Posted by: Nicky Rodgers | 13 Jun 2008 19:22:26

Paying her Nanny to make the phone calls gives more time for mother to spend with the children when they are home. Living abroad when my children was a valuable time - I could afford to have staff do the housework while I enjoyed activities with the children.

Leave mothers alone to work out how they use the available staff. On the whole we how to use this privelige to best effect.

Posted by: Nicky Rodgers | 13 Jun 2008 19:20:27

And that would be 'preferable' not 'oreferable' of course.

Posted by: Sarah | 13 Jun 2008 16:34:24

"what I object to is the immense expense demanded, by law, of the employer and taxpayer so that the woman can be both mother and career-person"

I can't speak for employers, but as a tax payer I don't object to paying for a society where people can be good parents and also have a career. Why shouldn't women be mothers and 'career-people'? Very few of us want to be just one or the other. The same goes for men, surely it's oreferable to not have to choose between being a good father and having a good career? Women have suffered badly from workplace discrimination and limited opportunities, but also plenty of men have missed out on being with their children because of the obligation to single-handedly 'provide' for the whole family. In a good relationship, you are partners, you share both the burdens and the joys of life with each other.

No there will probably never be complete equality in this situation between women and men (or women who give birth and those who don't, in the case of same-sex relationships) because the biology is not equal - there will always be the need for time to physically recover from the birth and any complications, and to establish breastfeeding etc. That's just the way it is, and I don't think anyone is really objecting to that! But surely it's reasonable that, since people *do* generally have children, and people do generally need to work for a living, that we try to come up with sensible ways of making these two things compatible?

I feel it's in my interest to make this work, and in the interest of society as a whole.

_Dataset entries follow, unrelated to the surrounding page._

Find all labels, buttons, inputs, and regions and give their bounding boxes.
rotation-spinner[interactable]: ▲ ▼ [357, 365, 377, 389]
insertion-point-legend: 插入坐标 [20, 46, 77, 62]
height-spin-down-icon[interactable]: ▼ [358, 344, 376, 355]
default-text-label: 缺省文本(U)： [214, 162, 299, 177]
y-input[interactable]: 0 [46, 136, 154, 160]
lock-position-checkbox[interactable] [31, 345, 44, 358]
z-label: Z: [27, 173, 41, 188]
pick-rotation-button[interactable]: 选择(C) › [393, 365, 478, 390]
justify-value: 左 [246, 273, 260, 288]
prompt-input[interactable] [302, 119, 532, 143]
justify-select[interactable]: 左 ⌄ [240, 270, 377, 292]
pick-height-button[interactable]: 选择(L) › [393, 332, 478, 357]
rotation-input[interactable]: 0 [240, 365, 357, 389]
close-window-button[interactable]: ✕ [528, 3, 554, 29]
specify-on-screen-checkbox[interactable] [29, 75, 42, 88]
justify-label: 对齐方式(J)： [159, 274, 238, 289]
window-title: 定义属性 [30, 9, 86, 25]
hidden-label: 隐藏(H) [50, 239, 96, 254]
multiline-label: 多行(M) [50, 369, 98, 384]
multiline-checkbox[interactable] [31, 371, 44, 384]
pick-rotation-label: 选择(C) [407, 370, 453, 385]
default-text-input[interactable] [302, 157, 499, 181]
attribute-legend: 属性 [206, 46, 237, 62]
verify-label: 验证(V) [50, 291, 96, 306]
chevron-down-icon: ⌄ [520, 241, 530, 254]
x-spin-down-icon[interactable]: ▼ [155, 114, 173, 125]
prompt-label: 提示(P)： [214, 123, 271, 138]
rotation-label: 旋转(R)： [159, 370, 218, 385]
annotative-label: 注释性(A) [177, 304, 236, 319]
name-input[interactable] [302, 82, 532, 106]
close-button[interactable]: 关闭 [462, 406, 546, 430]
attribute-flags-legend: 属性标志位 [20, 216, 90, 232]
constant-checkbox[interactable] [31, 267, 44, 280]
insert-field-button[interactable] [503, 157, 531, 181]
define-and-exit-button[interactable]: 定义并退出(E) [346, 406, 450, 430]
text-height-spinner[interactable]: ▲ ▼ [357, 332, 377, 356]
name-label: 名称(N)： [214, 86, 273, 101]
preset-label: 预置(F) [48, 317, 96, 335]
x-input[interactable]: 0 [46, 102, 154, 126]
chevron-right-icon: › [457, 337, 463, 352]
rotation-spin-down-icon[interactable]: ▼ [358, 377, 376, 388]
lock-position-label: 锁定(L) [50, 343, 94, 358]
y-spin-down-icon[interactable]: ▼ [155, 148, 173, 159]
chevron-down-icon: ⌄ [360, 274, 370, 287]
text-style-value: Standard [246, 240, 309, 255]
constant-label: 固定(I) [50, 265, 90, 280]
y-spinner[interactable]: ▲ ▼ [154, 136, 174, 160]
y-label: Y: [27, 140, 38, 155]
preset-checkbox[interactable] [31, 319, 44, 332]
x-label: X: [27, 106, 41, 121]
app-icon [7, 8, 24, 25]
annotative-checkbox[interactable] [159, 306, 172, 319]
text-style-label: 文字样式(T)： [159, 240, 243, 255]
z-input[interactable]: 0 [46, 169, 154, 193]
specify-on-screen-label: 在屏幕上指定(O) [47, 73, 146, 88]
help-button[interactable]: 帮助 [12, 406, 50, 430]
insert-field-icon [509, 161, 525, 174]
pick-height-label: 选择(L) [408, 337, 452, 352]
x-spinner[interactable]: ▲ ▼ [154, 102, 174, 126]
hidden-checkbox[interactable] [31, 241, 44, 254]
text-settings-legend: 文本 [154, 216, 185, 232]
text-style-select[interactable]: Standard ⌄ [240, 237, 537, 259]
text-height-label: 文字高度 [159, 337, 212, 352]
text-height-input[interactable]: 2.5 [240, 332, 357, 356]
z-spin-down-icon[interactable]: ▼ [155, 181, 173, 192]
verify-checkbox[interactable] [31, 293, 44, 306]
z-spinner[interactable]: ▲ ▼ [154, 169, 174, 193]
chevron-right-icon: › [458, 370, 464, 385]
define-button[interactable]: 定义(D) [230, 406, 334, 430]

And despite short-term costs, surely it's generally in the interests of business not to lose good, talented people just because they also want to have children?

Posted by: Sarah | 13 Jun 2008 16:32:18

Bob - the law is there to give a fair chance to women. Biologically, we don't have much choice but to be the one who has the child, and if for no other reason, some physical recovery time needs to occur. There also needs to be some time for the mother and baby to spend together.

We also have laws that give employees sick leave, paternity leave and paid holiday time.

It is in a company's best interests to provide these things - it helps them retain valuable staff who are the people that make money for them. And indeed most companies do pay more than the statutory minimum for that very reason. Which shows that it does indeed work in their favour to have these benefits for employees. But, if that's the case, then why do we need those laws in the first place as well?

Because not all companies are that concerned about their staff or see the value of practicing business this way. And without these laws, a great many people mostly at the lower socio-economic end of society wouldn't receive even the most basic benefits, and the people that need them the most are the ones who need their jobs the most - and we need them to be in employment as well. The alternative is to have a permanent underclass FORCED into being, who have no choice but to live on welfare and handouts. I know that you can argue that this has already happened - but I'm talking about it happening to people who would otherwise be working, tax paying, productive members of society.

Posted by: Gipsy | 13 Jun 2008 16:00:18

J, To your 14:07:36 post. I don't dispute some companies may decide it pays them. But my question again - If it is so, why the need for the law????? (which is the main point I am arguing)

I have to sign off now but I'll be back!